Friday, March 20, 2015

"I'm Melting!!!" Says Arctic Ice Cap As It Reaches It's Smallest Winter Peak On Record

This winter's maximum extent of winter
ice in the Arctic was on the lame
side, says NASA  
As the first day of astronomical spring arrives today around where I live in St. Albans, Vermont, it's still wintry cold where I live.

As dawn broke, it was just 12 degrees outside my window.

But, as I noted the other day, it's warm pretty much everywhere else. We got new evidence of that yesterday, when we learned the ice in the Arctic sure ain't what it used to be.

In late February, the size of the Arctic ice cap surrounding the North Pole reached its smallest winter peak on record, says NASA. 

The ice in the Arctic waxes and wanes greatly with the seasons, obviously reaching its greatest extent in the late winter.

It appears that this year, the ice cap reached its greatest size on February 25 and then began to retreat and melt a bit after that.

The ice at its peak this year covered 5.61 million square miles, said the NASA-supported National Snow and Ice Data Center.

That's about 50,000 square miles less than the previous record smallest winter peak, set in 2011.

The start of this year's melt was a good two weeks earlier than normal.
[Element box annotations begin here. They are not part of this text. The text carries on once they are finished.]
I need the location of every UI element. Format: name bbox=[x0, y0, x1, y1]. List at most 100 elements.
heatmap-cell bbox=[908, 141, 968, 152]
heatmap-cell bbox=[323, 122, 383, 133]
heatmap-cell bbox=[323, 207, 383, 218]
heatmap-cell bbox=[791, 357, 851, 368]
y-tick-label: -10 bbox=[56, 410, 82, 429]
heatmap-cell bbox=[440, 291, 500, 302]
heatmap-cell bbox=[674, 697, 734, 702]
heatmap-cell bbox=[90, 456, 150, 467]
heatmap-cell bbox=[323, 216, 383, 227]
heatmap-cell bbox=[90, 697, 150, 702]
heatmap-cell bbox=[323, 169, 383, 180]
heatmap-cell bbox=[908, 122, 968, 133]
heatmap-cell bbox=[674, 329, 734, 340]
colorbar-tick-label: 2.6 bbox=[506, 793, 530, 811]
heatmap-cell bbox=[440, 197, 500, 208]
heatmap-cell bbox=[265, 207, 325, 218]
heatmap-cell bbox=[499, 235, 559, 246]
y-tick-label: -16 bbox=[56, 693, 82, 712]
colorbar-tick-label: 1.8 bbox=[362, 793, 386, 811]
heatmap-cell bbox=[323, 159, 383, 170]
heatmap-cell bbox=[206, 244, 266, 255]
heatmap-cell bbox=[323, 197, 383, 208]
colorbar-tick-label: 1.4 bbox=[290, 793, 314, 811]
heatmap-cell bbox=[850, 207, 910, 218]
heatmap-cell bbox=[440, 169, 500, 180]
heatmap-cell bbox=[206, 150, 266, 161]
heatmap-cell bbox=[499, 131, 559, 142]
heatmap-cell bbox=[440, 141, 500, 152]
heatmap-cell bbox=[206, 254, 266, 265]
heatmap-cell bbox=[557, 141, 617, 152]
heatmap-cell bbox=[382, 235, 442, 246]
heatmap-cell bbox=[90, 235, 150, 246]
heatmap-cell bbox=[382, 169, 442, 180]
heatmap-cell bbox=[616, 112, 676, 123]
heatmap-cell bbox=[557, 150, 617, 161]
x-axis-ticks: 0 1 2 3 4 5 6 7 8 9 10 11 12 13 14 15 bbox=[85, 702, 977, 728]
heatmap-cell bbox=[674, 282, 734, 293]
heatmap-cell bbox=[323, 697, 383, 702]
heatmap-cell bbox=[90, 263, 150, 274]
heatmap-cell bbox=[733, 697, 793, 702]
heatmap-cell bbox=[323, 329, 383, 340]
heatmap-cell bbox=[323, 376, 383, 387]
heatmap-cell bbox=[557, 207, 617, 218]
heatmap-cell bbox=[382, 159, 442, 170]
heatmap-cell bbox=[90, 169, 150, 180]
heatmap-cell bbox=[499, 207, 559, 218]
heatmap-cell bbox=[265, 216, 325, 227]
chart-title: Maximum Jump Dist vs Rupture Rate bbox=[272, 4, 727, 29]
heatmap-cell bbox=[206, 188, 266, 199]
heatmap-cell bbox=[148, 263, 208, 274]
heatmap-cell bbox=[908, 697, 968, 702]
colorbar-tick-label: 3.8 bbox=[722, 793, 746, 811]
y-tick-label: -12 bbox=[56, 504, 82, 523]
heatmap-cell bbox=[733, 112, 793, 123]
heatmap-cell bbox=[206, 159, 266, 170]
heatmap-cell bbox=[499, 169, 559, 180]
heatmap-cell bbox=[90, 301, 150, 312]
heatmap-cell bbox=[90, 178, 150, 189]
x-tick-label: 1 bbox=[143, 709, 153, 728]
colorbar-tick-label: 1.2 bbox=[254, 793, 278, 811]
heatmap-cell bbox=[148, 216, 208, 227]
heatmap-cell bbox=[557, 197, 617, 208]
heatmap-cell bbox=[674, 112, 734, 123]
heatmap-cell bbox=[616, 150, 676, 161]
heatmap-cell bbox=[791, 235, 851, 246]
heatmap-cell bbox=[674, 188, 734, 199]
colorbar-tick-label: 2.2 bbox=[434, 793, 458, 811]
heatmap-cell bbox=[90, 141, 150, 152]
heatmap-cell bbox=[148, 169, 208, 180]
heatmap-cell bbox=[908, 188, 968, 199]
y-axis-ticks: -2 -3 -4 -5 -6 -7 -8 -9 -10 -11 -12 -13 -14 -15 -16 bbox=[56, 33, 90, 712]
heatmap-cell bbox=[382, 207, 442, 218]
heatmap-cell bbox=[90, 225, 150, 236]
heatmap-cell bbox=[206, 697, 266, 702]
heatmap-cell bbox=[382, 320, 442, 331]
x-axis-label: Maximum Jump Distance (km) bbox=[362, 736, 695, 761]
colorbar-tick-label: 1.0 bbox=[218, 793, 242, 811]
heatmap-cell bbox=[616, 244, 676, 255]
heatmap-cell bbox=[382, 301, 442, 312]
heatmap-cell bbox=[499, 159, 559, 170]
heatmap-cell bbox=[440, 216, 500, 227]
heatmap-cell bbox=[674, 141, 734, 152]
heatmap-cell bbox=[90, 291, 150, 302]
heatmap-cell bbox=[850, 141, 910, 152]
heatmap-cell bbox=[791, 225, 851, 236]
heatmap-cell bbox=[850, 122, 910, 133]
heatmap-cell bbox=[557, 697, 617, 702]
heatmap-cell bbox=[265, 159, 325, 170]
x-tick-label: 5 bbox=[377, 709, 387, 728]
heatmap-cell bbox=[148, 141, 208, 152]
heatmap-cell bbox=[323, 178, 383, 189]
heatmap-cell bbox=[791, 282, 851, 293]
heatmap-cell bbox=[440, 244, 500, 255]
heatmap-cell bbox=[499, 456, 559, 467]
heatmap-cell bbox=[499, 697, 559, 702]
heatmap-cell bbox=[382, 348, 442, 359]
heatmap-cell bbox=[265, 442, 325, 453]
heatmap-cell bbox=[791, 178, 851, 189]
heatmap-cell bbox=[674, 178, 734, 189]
There's still a chance that there could be another good freeze up and the peak could come later, but NASA says that's pretty doubtful.

The ice will keep melting like it does every spring and summer and reach a minimum extent for the year somewhere around September.

The trend toward less and less ice in the Arctic has been continuing for a few decades now, but the seasonal minimum in September has been getting smaller at a faster rate.

That this year's maximum was a record low doesn't necessarily mean the ice extent will hit a record low when it hits its annual minimum in September.

It all depends upon temperatures, wind patterns and currents between now and September.

Says NASA:

"'The winter maximum gives you a head start, but the minimum is so much more dependent on what happens in the summer that it seems to wash out anything that happens in the winter,' said Walt Meier, a sea ice scientist at NASA's Goddard Space Flight Center in Greenbelt, Maryland. 

'It the summer is cool, the melt rate will slow down. And the opposite is true, even if you start from a fairly high point, warm summer conditions make the ice melt faster. This was highlighted by 2012, when we had one of the later maximums on record and extent was near normal early in the melt season, but still the 2012 minimum was by far the lowest minimu we've seen."

A very low September minimum is more important, scientifically, than a low late winter maximum.

A lot of the ice up there now is stuff that just formed over this past winter. That ice is pretty thin and will melt fairly easily. It the September minimum is really low, that means some of the permanent ice that formed years ago and got thicker and harder is melting.

That would be a sign of climate change.

Also, declining ice expanses up in the Arctic could worsen global warming. Ice is pretty white, and much of sun's light hitting the ice is reflected off of it back into space, and doesn't warm things up much.

But if the sun hits open water, a lot of ole Sol's heat is absorbed into the ocean, and acts as what scientists call a positive feedback that accentuates and accelerates the Earth's rate of warming.

The bottom line: It's fine for us up here in New England to hope for months and months of warm spring, summer and autumn weather as a salve for this winter's bitter cold and snow.

But we also want to hope that the Arctic stays on the chilly side this summer, and the rate of melting slows.